For me it seems we are so far from a point were discerning the front
runner is anything but blindingly obvious (at least in the US) that it
is a complete non-issue. Did any of the alternative candidates get into
the two digit range in 2008? The third party candidates are so
irrelevant that after a couple searches I still hadn't found a link that
mentioned the percentage results to put in this post. I would be
thrilled if when voting I even *considered* dropping my vote for the
lesser horror front runner in an approval vote.

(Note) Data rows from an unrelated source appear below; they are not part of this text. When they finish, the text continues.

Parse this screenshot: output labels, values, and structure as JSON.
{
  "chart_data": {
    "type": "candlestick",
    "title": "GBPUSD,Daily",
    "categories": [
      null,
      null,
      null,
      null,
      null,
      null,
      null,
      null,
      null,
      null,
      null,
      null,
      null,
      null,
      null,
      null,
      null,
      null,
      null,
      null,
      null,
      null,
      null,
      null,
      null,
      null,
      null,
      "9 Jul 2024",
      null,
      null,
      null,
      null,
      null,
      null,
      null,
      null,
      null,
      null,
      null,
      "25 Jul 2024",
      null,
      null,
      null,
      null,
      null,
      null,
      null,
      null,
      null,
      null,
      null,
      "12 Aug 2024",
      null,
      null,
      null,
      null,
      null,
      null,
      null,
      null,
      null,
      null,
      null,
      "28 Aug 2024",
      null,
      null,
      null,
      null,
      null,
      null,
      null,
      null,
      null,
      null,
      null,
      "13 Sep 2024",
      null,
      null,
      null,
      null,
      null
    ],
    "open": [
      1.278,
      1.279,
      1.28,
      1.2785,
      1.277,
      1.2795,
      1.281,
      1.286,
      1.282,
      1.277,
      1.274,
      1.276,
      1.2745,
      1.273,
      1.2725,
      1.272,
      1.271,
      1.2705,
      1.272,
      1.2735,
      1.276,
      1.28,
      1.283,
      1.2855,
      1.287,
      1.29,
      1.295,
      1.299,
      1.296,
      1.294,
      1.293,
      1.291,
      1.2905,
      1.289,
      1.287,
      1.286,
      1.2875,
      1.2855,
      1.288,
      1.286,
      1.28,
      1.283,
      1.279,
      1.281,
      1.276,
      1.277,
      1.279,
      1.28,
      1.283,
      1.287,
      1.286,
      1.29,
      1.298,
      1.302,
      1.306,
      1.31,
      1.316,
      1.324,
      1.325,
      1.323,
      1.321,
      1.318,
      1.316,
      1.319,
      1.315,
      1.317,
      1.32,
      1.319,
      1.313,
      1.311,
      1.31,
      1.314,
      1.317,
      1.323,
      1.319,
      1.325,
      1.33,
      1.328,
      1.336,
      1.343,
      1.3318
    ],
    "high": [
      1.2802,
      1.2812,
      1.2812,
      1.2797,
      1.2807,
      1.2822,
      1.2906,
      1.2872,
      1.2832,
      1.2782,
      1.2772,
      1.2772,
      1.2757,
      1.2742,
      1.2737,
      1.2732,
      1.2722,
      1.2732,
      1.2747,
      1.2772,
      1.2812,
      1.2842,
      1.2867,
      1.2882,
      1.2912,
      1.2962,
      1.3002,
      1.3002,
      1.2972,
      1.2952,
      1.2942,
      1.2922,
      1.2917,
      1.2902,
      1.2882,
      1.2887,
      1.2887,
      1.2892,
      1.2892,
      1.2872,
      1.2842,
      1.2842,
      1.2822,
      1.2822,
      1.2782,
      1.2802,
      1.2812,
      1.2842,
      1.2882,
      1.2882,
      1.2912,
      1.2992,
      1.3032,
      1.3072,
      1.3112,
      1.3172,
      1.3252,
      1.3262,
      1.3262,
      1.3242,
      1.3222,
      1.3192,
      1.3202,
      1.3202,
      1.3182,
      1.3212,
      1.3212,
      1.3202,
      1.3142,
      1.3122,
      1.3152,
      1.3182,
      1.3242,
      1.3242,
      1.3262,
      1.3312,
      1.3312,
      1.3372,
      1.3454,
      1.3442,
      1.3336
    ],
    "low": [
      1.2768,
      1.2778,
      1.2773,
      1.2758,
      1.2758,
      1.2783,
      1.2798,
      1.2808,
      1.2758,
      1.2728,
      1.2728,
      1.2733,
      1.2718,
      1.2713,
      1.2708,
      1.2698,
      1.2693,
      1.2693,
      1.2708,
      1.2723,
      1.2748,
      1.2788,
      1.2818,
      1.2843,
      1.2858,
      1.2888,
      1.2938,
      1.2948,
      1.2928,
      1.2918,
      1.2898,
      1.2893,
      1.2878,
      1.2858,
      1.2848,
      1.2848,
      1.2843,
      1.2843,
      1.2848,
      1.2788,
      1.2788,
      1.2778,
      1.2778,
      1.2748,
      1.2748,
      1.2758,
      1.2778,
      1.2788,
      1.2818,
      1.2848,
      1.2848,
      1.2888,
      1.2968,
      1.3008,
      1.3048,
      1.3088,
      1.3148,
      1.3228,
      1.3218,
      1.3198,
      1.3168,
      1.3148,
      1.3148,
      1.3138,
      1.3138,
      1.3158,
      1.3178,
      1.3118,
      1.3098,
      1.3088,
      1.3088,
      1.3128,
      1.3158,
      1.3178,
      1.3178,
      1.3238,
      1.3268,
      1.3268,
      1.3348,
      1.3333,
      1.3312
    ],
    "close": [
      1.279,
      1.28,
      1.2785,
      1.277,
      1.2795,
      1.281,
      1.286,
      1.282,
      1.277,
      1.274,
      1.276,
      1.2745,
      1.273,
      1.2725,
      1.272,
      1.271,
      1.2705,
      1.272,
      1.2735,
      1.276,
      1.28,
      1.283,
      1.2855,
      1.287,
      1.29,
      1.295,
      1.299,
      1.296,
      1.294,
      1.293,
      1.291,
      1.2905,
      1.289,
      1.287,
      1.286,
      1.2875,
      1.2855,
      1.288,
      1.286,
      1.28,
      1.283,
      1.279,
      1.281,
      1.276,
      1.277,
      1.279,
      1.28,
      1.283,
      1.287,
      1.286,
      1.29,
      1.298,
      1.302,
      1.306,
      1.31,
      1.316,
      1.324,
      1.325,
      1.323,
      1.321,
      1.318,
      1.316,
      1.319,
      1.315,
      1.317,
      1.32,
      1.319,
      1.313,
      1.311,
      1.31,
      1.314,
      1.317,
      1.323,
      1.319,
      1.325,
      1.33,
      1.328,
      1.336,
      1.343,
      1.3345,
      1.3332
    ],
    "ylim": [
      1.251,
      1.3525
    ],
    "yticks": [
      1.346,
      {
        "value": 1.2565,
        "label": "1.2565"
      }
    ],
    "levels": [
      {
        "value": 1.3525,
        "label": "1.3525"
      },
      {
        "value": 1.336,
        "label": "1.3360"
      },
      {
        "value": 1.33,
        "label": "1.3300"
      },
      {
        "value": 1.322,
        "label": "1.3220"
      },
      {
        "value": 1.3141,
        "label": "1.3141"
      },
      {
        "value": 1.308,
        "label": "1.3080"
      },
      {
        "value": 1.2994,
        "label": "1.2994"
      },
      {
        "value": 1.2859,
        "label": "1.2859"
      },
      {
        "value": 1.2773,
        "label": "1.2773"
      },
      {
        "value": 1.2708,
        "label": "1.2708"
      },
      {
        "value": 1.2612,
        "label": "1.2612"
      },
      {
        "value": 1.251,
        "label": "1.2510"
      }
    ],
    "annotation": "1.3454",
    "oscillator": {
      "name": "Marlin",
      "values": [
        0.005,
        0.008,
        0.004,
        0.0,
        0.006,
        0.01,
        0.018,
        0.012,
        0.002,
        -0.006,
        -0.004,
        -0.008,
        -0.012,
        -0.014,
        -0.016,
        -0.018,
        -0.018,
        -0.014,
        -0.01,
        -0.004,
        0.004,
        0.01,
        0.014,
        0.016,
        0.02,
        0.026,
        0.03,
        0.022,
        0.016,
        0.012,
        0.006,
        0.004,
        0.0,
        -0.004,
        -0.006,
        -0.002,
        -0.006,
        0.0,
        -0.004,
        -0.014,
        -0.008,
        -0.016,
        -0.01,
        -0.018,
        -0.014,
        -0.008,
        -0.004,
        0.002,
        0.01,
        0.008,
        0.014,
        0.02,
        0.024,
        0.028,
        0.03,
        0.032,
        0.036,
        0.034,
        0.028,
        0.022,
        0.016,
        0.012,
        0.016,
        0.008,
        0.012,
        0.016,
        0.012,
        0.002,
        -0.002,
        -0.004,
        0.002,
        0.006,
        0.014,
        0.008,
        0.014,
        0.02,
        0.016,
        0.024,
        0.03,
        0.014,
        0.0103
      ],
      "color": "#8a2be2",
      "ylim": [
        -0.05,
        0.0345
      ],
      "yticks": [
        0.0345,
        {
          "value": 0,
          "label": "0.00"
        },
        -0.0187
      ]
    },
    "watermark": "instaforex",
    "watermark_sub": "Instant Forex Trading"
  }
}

These concerns are like bikeshedding, we are arguing about the paint
color and we don't even have a roof, walls or foundation, hell, we don't
even agree on the plans.

That doesn't mean the debate on this list is not important, it is very
important, but I come full circle to my post from a while back. When the
knowledgeable experts can't put out a unified front there will be no
moving forward.

Sorry, it's hard to watch a country which had so much potential to make
the human condition better for people all around the world, turn a bit
uglier, meaner and, yup, more fascist every day. I suspect that the only
thing that can turn this around in a sustainable way is a change in the
voting system but without a crystal clear rallying cry from the experts
for *ONE* method that will never happen.

Truth is that the goals of this list are at odds with my primary
interest. After reading any replies to this I'll sign off the list.

Cheers and thanks to all for the great work done in furthering the art
and science of choosing our leaders!